Dari sini terlihat jelas bahwa maraknya
kejahatan anak adalah buah dari penerapan sistem kapitalisme-sekuler-liberal
yang rusak dan merusak, menggiring manusia pada keburukan dan kenestapaan tanpa
pandang bulu. Menekan angka kejahatan anak pun tidak bisa hanya dengan
memberikan pidana kurungan yang nantinya bisa diremisi sewaktu-waktu oleh
penguasa dengan dalih pengurangan biaya makan tahanan. Karena sesungguhnya yang
dibutuhkan negeri ini adalah sistem Islam yang secara menyeluruh menjamin
penanaman akidah Islam baik di ruang lingkup keluarga, sektor pendidikan,
masyarakat, hingga bernegara. Ditambah dengan sistem sanksi yang tegas sesuai
dengan hukum-hukum Allah, yang diberlakukan bagi setiap mukalaf yakni orang
yang berakal sehat, baligh dan punya daya pilih meski berusia di bawah 18 tahun.

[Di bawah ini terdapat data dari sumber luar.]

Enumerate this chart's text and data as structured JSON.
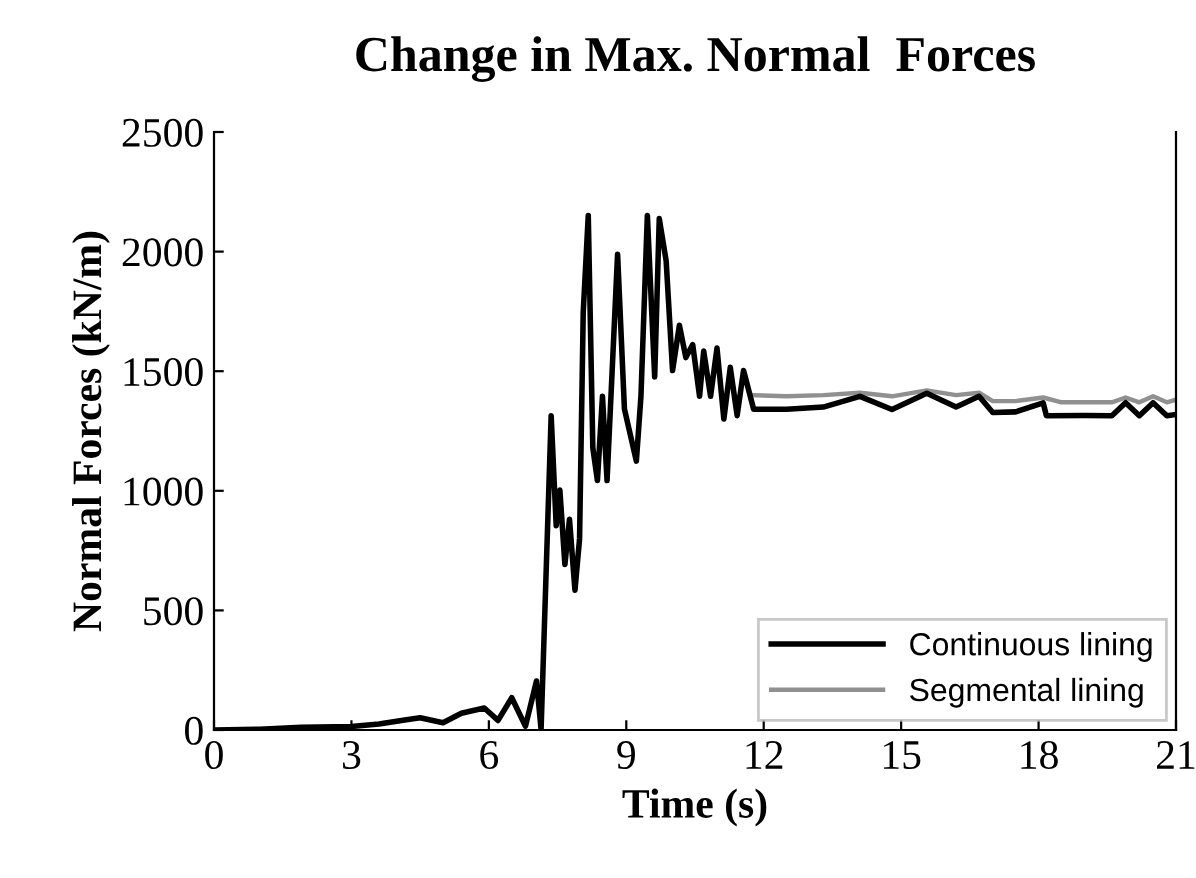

Oleh karenanya diperlukan peran negara
dalam mewujudkan kehidupan Islam kafah di tengah-tengah umat dengan
mencampakkan sistem rusak kapitalisme-sekuler-liberal, dan bersegera
menggantinya dengan sistem Islam. Negara pun harus berperan aktif dalam membentengi
masyarakat dari masuknya pemikiran-pemikiran busuk yang banyak ditemui di dunia
maya. Selain itu, sistem sanksi Islam yang tegas dan menjerakan akan menjadi
benteng pertahanan umat dalam mencegah dirinya dari perbuatan maksiat dan
kemaksiatan. Dan semua itu hanya akan terwujud dalam negara yang menjalankan
sistem Islam kafah dalam wadah Khilafah Islamiyah yang sesuai dengan manhaj
kenabian. Wallahu a’lam bi ash-shawab.